TOBB Türkiye Yükseköğretim Meclis Başkanlığı’ndan eczacılık fakülteleri hakkında açıklama
Üniversite sistemimize her yıl yaklaşık 3 milyon yeni öğrenci katılmaktadır. Gelecekte ülkemiz için gerekli olan iyi donanıma sahip, teknolojik gelişmelerdeki hıza ayak uydurabilecek, yeni bilgileri hızla edinip uygulamaya geçirebilecek yeteneklere sahip iş gücü yetiştirilmektedir. Sayıları 79’a ulaşmış olan Vakıf Yükseköğretim kurumları eğitim alanında çok önemli rol oynamaktadır.
Vakıf yükseköğretim kurumları fiziki şartları, modern kampüsleri, laboratuvarları, vizyonları ve güçlü eğitim kadroları ile yükseköğretim sisteminin önemli bir parçasıdır. Anayasamızın 130. Maddesi’nde ve 2547 sayılı Yüksek Öğretim Kanunu’nda mali ve idari yönden özerk oldukları belirtilen ve kamu kurumu statüsündeki vakıf üniversitelerimiz kendi kaynaklarını yaratarak ülke ekonomisine devletten hiçbir kaynak kullanmadan çok büyük katkı sağlamaktadır. Yüksek öğretimin yaygınlaştırılması açısından devletin taşıdığı sorumluluğun vakıf üniversitelerince paylaşıldığı, dolayısıyla ortaya çıkacak maliyetlerin önemli bir kısmının vakıf üniversitelerce yüklenildiği dikkate alınmalıdır.
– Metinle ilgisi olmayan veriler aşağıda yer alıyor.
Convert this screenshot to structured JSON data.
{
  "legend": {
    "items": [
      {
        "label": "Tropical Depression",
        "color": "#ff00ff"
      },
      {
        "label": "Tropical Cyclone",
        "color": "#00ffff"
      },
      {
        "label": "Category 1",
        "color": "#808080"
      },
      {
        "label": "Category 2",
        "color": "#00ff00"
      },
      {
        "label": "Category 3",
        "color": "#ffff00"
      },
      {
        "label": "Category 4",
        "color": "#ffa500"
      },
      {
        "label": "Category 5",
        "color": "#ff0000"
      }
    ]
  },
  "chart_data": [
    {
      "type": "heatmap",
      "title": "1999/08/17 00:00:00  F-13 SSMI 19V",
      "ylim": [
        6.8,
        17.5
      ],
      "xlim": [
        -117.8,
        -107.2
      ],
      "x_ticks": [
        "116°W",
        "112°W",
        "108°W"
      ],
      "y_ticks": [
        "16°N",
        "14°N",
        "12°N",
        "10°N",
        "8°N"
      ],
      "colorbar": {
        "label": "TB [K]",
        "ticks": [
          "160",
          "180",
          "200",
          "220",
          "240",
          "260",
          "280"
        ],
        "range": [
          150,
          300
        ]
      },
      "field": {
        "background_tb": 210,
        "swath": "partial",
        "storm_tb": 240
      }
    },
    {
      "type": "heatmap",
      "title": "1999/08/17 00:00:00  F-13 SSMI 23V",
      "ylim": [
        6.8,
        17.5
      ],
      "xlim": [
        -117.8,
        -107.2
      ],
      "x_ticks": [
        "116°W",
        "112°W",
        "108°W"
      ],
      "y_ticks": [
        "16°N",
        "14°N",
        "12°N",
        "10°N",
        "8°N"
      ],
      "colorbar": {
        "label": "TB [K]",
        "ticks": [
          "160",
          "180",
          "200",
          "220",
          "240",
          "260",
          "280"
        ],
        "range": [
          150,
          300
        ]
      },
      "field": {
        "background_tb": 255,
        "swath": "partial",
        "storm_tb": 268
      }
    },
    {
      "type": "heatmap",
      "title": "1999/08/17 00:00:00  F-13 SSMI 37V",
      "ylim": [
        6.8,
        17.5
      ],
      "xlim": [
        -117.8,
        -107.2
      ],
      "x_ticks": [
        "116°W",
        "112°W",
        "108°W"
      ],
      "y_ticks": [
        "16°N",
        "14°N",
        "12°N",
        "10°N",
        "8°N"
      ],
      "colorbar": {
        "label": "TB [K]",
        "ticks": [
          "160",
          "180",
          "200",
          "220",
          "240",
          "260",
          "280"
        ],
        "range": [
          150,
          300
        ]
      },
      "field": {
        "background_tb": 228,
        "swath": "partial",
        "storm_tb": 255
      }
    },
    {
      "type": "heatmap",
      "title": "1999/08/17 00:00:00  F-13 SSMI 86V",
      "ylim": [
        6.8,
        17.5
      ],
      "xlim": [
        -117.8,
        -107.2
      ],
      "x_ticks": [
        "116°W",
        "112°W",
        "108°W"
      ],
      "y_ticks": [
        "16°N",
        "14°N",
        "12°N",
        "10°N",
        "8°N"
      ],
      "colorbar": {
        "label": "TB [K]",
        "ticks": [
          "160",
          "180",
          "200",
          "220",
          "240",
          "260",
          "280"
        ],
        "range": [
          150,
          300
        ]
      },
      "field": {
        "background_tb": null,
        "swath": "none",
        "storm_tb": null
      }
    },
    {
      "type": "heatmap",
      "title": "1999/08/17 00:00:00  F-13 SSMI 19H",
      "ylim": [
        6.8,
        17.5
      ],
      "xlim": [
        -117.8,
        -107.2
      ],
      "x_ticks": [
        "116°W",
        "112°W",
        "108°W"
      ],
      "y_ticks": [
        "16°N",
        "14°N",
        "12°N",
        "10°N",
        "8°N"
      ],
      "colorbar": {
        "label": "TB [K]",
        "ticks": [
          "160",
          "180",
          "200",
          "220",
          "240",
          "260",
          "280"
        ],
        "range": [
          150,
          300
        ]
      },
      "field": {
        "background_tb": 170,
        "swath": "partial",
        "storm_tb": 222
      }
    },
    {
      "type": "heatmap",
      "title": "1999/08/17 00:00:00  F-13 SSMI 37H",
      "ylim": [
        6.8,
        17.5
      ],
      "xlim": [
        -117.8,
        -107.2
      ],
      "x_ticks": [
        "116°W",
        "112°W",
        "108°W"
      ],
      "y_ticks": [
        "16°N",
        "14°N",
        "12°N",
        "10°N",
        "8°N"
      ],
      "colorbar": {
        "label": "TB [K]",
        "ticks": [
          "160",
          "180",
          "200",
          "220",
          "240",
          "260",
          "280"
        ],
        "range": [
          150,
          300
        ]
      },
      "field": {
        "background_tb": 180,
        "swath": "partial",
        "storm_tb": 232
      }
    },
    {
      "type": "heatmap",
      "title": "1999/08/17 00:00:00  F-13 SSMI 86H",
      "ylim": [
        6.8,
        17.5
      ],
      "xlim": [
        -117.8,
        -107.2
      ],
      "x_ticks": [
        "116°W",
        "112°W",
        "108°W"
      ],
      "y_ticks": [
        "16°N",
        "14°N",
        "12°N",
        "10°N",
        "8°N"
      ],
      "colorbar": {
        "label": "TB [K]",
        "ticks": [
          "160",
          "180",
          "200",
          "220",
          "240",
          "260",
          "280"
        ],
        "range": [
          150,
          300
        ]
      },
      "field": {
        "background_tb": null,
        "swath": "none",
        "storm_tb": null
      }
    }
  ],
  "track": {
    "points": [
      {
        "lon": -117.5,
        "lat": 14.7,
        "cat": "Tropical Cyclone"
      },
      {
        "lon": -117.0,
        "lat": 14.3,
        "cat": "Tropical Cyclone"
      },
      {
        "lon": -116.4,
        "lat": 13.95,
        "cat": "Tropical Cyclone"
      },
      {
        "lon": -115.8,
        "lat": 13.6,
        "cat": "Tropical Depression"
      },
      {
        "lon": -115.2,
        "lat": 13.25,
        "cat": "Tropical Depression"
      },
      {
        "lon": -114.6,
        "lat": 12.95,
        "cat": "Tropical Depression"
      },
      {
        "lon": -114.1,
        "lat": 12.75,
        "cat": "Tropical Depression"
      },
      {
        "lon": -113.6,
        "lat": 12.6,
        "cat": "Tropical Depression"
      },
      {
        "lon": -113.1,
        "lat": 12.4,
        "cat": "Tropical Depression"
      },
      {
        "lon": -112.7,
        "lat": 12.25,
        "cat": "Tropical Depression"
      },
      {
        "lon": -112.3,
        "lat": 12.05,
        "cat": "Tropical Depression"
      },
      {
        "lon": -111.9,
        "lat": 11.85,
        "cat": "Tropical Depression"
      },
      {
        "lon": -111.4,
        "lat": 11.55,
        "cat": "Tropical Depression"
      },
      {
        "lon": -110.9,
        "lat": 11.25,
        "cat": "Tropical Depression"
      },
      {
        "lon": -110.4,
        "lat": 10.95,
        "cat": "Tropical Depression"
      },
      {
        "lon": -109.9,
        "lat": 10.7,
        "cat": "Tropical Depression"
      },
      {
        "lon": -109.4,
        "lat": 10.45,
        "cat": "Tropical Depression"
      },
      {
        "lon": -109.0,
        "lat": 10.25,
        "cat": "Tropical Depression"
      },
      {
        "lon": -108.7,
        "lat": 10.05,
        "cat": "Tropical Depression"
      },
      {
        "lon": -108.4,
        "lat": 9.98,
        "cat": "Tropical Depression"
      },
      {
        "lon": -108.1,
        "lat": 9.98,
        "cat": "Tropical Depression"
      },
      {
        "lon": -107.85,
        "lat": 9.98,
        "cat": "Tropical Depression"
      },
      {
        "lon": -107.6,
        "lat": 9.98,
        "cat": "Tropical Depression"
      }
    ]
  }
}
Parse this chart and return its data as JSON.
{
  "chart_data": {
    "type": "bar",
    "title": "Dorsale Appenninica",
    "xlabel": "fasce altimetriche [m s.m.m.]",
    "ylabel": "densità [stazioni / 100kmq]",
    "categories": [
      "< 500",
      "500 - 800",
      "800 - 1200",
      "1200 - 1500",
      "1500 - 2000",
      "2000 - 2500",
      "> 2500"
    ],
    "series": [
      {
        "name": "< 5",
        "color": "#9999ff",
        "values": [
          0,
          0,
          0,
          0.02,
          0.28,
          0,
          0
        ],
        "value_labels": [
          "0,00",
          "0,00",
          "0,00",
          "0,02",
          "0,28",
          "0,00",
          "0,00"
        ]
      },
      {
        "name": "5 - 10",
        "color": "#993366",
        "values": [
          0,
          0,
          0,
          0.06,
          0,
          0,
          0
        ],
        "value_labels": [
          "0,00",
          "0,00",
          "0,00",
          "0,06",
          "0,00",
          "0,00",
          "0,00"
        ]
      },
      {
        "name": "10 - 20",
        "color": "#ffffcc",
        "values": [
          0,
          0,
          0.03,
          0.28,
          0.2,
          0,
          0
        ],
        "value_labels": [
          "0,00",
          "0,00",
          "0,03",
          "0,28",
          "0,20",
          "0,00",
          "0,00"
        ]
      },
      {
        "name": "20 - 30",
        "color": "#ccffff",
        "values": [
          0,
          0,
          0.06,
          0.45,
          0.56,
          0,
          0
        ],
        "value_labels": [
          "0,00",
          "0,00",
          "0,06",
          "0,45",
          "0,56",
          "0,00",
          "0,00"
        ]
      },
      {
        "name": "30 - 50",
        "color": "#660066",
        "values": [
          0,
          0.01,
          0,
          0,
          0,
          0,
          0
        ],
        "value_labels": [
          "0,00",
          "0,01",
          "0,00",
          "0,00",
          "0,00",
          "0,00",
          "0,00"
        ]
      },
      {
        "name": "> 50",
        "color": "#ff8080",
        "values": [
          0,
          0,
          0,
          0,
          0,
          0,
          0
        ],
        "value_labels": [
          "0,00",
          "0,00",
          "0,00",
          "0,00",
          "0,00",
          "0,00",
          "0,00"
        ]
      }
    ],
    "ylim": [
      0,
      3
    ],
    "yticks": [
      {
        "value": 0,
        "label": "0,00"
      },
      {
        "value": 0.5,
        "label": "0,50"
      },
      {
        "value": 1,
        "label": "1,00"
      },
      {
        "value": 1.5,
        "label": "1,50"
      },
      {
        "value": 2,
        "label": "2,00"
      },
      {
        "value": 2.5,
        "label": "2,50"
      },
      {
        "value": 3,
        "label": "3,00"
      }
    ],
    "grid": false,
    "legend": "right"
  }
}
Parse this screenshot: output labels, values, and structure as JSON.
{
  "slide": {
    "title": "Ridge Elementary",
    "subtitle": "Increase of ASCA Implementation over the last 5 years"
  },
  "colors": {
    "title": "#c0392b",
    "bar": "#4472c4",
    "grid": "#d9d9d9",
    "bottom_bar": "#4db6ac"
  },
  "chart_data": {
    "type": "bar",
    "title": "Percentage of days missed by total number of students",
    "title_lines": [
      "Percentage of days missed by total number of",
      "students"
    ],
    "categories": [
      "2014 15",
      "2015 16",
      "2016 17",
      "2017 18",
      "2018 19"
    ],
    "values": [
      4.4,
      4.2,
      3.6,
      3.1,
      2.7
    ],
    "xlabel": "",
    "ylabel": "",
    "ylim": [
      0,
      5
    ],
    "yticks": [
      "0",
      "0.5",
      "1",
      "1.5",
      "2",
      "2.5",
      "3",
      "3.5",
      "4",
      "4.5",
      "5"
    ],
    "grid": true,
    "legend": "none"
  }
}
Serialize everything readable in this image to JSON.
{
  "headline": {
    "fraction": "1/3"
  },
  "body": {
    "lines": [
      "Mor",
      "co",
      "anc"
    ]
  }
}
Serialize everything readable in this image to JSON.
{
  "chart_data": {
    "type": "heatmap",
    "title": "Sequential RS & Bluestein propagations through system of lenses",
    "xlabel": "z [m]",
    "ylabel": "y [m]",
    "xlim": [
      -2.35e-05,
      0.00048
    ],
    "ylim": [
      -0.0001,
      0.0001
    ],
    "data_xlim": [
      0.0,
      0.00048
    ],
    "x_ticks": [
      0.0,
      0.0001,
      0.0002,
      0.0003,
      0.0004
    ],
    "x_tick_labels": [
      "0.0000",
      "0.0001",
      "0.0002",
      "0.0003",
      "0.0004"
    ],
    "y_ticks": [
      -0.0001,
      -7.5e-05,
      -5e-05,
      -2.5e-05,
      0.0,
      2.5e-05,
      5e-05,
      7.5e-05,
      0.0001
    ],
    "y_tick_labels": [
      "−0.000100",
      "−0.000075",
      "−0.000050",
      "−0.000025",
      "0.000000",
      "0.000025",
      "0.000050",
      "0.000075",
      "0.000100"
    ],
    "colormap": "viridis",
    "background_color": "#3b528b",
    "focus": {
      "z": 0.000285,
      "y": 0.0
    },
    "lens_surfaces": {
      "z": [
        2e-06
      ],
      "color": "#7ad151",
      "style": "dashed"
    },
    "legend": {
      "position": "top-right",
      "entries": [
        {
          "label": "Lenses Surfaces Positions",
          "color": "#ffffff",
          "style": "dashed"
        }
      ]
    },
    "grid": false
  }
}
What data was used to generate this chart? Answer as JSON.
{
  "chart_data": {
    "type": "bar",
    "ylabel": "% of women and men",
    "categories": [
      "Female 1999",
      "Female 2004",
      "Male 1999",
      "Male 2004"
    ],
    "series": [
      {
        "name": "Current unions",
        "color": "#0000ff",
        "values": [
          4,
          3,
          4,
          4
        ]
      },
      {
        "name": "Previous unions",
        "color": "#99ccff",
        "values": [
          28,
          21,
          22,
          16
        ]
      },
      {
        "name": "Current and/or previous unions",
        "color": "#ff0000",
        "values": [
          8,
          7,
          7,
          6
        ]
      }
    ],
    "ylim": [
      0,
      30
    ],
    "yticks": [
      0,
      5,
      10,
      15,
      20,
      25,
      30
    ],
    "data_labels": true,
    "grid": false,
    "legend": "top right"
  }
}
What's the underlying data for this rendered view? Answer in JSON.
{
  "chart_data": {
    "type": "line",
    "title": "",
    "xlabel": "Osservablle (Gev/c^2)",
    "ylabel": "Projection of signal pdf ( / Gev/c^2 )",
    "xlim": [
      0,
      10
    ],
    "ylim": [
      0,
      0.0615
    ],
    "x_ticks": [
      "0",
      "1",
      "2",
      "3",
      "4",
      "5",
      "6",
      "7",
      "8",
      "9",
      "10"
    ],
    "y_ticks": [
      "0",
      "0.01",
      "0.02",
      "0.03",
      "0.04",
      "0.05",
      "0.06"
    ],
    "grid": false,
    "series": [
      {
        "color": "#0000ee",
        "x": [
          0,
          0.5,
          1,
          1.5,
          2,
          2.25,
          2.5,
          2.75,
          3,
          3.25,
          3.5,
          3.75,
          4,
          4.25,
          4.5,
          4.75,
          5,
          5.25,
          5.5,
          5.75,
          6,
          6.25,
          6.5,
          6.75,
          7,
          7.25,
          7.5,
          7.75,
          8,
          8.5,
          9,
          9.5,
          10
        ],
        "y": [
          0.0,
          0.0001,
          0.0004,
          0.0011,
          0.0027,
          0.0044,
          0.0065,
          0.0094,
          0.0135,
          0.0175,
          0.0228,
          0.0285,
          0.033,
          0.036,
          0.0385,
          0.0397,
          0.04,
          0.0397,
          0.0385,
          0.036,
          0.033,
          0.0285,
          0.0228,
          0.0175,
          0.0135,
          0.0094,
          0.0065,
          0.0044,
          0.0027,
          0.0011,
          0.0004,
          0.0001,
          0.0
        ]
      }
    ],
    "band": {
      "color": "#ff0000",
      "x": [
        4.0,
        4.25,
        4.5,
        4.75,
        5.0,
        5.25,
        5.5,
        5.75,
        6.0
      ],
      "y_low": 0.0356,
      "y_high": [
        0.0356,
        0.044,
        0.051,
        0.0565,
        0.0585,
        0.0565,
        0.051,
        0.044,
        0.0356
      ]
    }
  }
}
Vakıf yükseköğretim kurumlarında her yıl yaklaşık 230,000 kaliteli eğitim almış mezun iş hayatına katılmakta, ülke kalkınmasında büyük rol oynamaktadır.
Vakıf yükseköğretim kurumlarının, sağlık sektörüne akademik yapısı ve hastaneleri ile önemli katkıları vardır. Bu bağlamda, ülkemizdeki toplam 47 eczacılık fakültesinin 15 adedi Vakıf Üniversiteleri’ne ait olup sistemin tamamlayıcı unsurudur. Her yıl yaklaşık 5500 öğrencinin kayıt olduğu eczacılık fakültelerinde toplam 25200 öğrenci eğitim görmektedir. Bu nedenle eczacılık fakülteleri tıp, diş hekimliği, sağlık bilimleri fakülte ve meslek yüksek okulları ile birlikte sağlık sisteminin ayrılmaz parçasıdır. Eczacılık fakülte sayısı ülkenin hem nüfus hem ekonomik ihtiyaçları doğrultusunda belirlenmektedir. Bünyesinde eczacı akademisyeni bulunan, öğretim eleman kadrosu tam, fiziki ve sosyal imkanları eksiksiz, altyapısı yeterli, bilimsel çalışma yapmaya uygun ortama sahip eczacılık fakültelerini diğerlerinden ayrı tutmak gerekmektedir. Tam donanımlı eczacılık fakültelerinden mezun olacak gençler, sektörün iş gücünün artırılmasını sağlayacaklardır. Eczacılık fakülteleri sağlık insan gücü yetiştirmenin yanı sıra, ilaç geliştirme plan ve proje hazırlıkları da yapmaktadır. Mezunlar sadece eczanede değil, ilaç endüstrisi, çeşitli araştırma merkezleri ve laboratuvarlarında da çalışabilmektedir.
Özelikle araştırma/proses/kalite kontrol laboratuvarları bulunan eczacılık fakülteleri, ar-ge çalışmaları ile endüstrinin ulusal ve uluslararası ihtiyaçlarına cevap verebilecek niteliktedir.